JON WILKS – Up The Cut (Grizzly Folk)

Up The CutOnce again, following Midlife, the redoubtable Birmingham folkie has delved into the archives to emerge with Up The Cut, another selection of largely unknown and unheard (some not for 180 years) traditional songs from Birmingham and the Midlands, this time featuring just his voice and guitar.

It opens with ‘Pretty Girls Of Brummagem’, the words, published locally in 1833, taken from Birmingham Ballads, compiled by the late Roy Palmer in 1979 for the City of Birmingham Education Department and set to Wilks’ original fingerpicked tune offering an insight into love and life in Victorian Birmingham with its descriptions of the moustachioed dandy strutting down New Street, the shopman spending all his cash “to cut a dash”, the aspirational chimney sweep looking to scrub up well and the gout-ridden old codger, all seeking to “charm the girls of Brum”.

One of four passing the five-minute mark, the lyrics to ‘The Stowaway’ come from Bodleian Harding collection, while the song, a swayalong sentimental old music hall number, was another collected by Palmer, here from Staffordshire’s George Dunn, the narrative concerning a “poor little ragged young urchin” caught stowing away  on a ship sailing from Liverpool to Canada, hidden there by his impecunious step-father in the hope of him finding a better life and winning over the crew with his honesty.

The two following songs are more familiar and again both collected by Palmer from Dunn, the first a frisky arrangement of Edward, part of the Child collection, about a case of fratricide following his brother “killing three little dicky birds/That flew from tree to tree” and of fleeing to America, the second being ‘John Riley’, in which a wealthy farmer’s daughter runs off with her impoverished lover after dad vows to shoot him, both ending up drowned in a shipwreck, the version here a little known variant.

Another Child ballad thought to date back to a 14th century poem called ‘Sir Eglamour Of Artois’ and given an appropriately courtly arrangement with a dash of jazz guitar, ‘The Jovial Hunter Of Bromsgrove’ is better known as ‘Bold Sir Rylas’, Wilks’ fingers darting around the fretboard while his phrasing has a touch of the Jake Thackray.

Like ‘Holly Ho’ from a previous EP, the little known ‘The Tramp’s Philosophy’ was collected by Phil Drabble from the singing of Joe Mallen at the Old Cross Guns pub in Cradley Heath in the Black Country.
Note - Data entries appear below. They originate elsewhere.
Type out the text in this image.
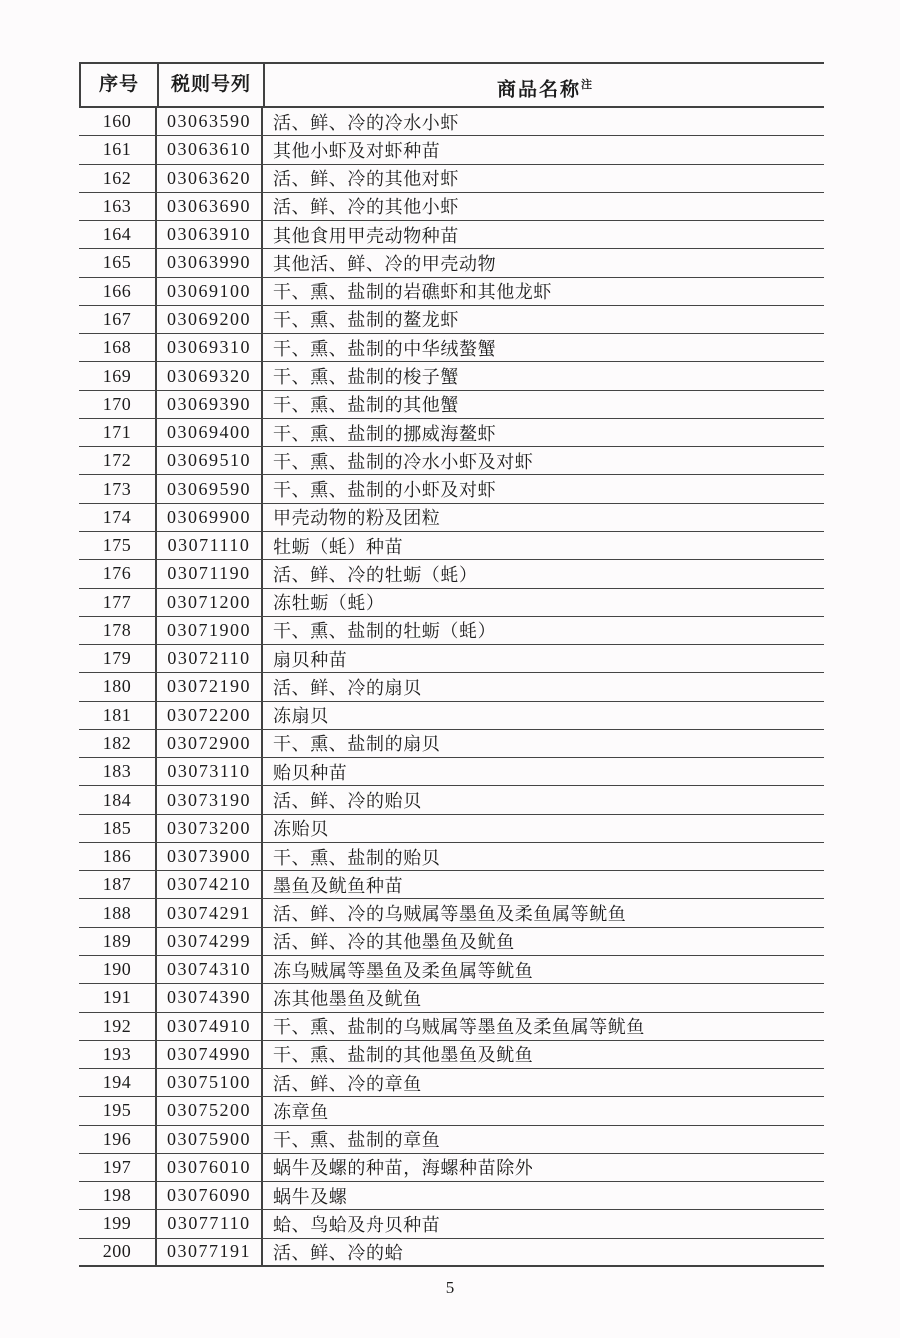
序号	税则号列	商品名称$^注$
160	03063590	活、鲜、冷的冷水小虾
161	03063610	其他小虾及对虾种苗
162	03063620	活、鲜、冷的其他对虾
163	03063690	活、鲜、冷的其他小虾
164	03063910	其他食用甲壳动物种苗
165	03063990	其他活、鲜、冷的甲壳动物
166	03069100	干、熏、盐制的岩礁虾和其他龙虾
167	03069200	干、熏、盐制的鳌龙虾
168	03069310	干、熏、盐制的中华绒螯蟹
169	03069320	干、熏、盐制的梭子蟹
170	03069390	干、熏、盐制的其他蟹
171	03069400	干、熏、盐制的挪威海鳌虾
172	03069510	干、熏、盐制的冷水小虾及对虾
173	03069590	干、熏、盐制的小虾及对虾
174	03069900	甲壳动物的粉及团粒
175	03071110	牡蛎（蚝）种苗
176	03071190	活、鲜、冷的牡蛎（蚝）
177	03071200	冻牡蛎（蚝）
178	03071900	干、熏、盐制的牡蛎（蚝）
179	03072110	扇贝种苗
180	03072190	活、鲜、冷的扇贝
181	03072200	冻扇贝
182	03072900	干、熏、盐制的扇贝
183	03073110	贻贝种苗
184	03073190	活、鲜、冷的贻贝
185	03073200	冻贻贝
186	03073900	干、熏、盐制的贻贝
187	03074210	墨鱼及鱿鱼种苗
188	03074291	活、鲜、冷的乌贼属等墨鱼及柔鱼属等鱿鱼
189	03074299	活、鲜、冷的其他墨鱼及鱿鱼
190	03074310	冻乌贼属等墨鱼及柔鱼属等鱿鱼
191	03074390	冻其他墨鱼及鱿鱼
192	03074910	干、熏、盐制的乌贼属等墨鱼及柔鱼属等鱿鱼
193	03074990	干、熏、盐制的其他墨鱼及鱿鱼
194	03075100	活、鲜、冷的章鱼
195	03075200	冻章鱼
196	03075900	干、熏、盐制的章鱼
197	03076010	蜗牛及螺的种苗，海螺种苗除外
198	03076090	蜗牛及螺
199	03077110	蛤、鸟蛤及舟贝种苗
200	03077191	活、鲜、冷的蛤
5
Sung unaccompanied and again suggesting music hall origins, it tells of an old tramp being made fun of by “a gang of young sportsmen” but reminding them his fate could well have been theirs because “you can’t put a stop to misfortune/For whatever will be will be”.
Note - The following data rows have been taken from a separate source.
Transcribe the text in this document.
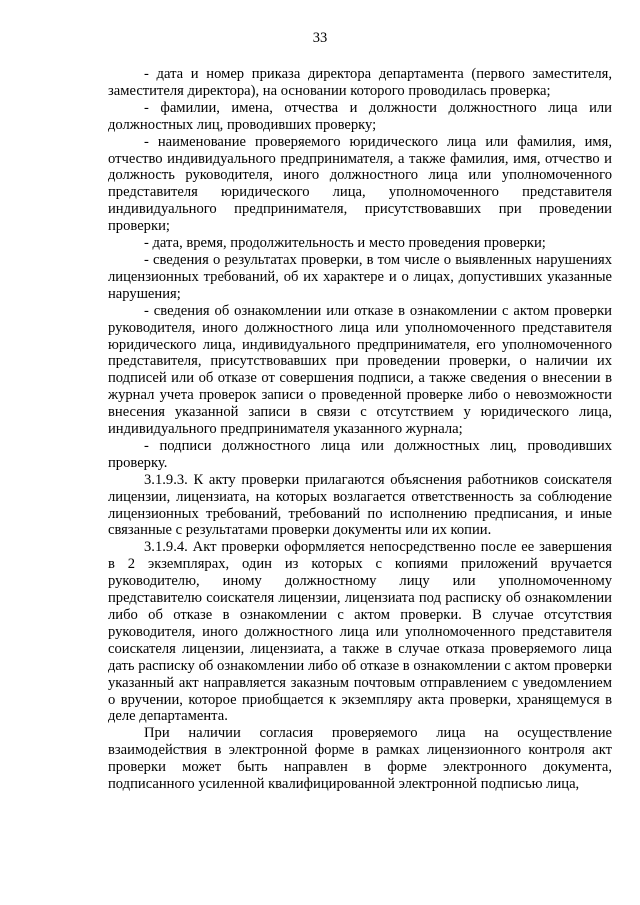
33

- дата и номер приказа директора департамента (первого заместителя, заместителя директора), на основании которого проводилась проверка;

- фамилии, имена, отчества и должности должностного лица или должностных лиц, проводивших проверку;

- наименование проверяемого юридического лица или фамилия, имя, отчество индивидуального предпринимателя, а также фамилия, имя, отчество и должность руководителя, иного должностного лица или уполномоченного представителя юридического лица, уполномоченного представителя индивидуального предпринимателя, присутствовавших при проведении проверки;

- дата, время, продолжительность и место проведения проверки;

- сведения о результатах проверки, в том числе о выявленных нарушениях лицензионных требований, об их характере и о лицах, допустивших указанные нарушения;

- сведения об ознакомлении или отказе в ознакомлении с актом проверки руководителя, иного должностного лица или уполномоченного представителя юридического лица, индивидуального предпринимателя, его уполномоченного представителя, присутствовавших при проведении проверки, о наличии их подписей или об отказе от совершения подписи, а также сведения о внесении в журнал учета проверок записи о проведенной проверке либо о невозможности внесения указанной записи в связи с отсутствием у юридического лица, индивидуального предпринимателя указанного журнала;

- подписи должностного лица или должностных лиц, проводивших проверку.

3.1.9.3. К акту проверки прилагаются объяснения работников соискателя лицензии, лицензиата, на которых возлагается ответственность за соблюдение лицензионных требований, требований по исполнению предписания, и иные связанные с результатами проверки документы или их копии.

3.1.9.4. Акт проверки оформляется непосредственно после ее завершения в 2 экземплярах, один из которых с копиями приложений вручается руководителю, иному должностному лицу или уполномоченному представителю соискателя лицензии, лицензиата под расписку об ознакомлении либо об отказе в ознакомлении с актом проверки. В случае отсутствия руководителя, иного должностного лица или уполномоченного представителя соискателя лицензии, лицензиата, а также в случае отказа проверяемого лица дать расписку об ознакомлении либо об отказе в ознакомлении с актом проверки указанный акт направляется заказным почтовым отправлением с уведомлением о вручении, которое приобщается к экземпляру акта проверки, хранящемуся в деле департамента.

При наличии согласия проверяемого лица на осуществление взаимодействия в электронной форме в рамках лицензионного контроля акт проверки может быть направлен в форме электронного документа, подписанного усиленной квалифицированной электронной подписью лица,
From worldly wisdom to bemoaning the cost of living ‘How Five And Twenty Shillings Were Expended In A Week’, again from Palmer’s collection of broadsides and set to a lively arrangement of ‘The Nutting Girl’, this is proudly Brummie, the lyrics, in which a tradesman’s wife gives her moaning husband an account of the household budget (and trips to the boozer), sporting dialect of the time like “bonny cock of wax“, “congresses” (matches), “swipes” (small beers) and “strings”  (shoelaces).

Another with a strong Birmingham connection is the mournful and melancholic ‘The Lover’s Ghost’, another Child ballad, learnt, as with many of Wilks recordings, from the singing of Irish-born Digbeth resident Cecilia Costello, although the fairly self-explanatory song itself dates back to at least the seventeenth century.

The musical mood lives up for the penultimate track, ‘Little Grey ‘Oss’, another from the singing of Dunn, but collected by Ewan MacColl and Peggy Seeger (who knew it as (‘The Adventures Of A Penny’), the narrator recounting having spent all his money on good company, getting into a game of dice at an alehouse and not only emerging five pounds richer (if not, he’d have had to sell his grey ‘oss, hence the title), but only being charged kiss by the landlady for the drink and bed. You don’t get that at a Travelodge.

After such licentiousness, Up The Cut ends on a sober note with a rendition of ‘God Rest Ye Merry Gentlemen’, albeit here taken from an obscure variation printed in Birmingham in the early 1800s with a line about throwing down Satan that doesn’t appear in other versions.

So, another terrific, suitably spit and sawdust collection of traditional folk songs, many dusted down and rescued from obscurity and given a suitably robust Wilks treatment. Glorious.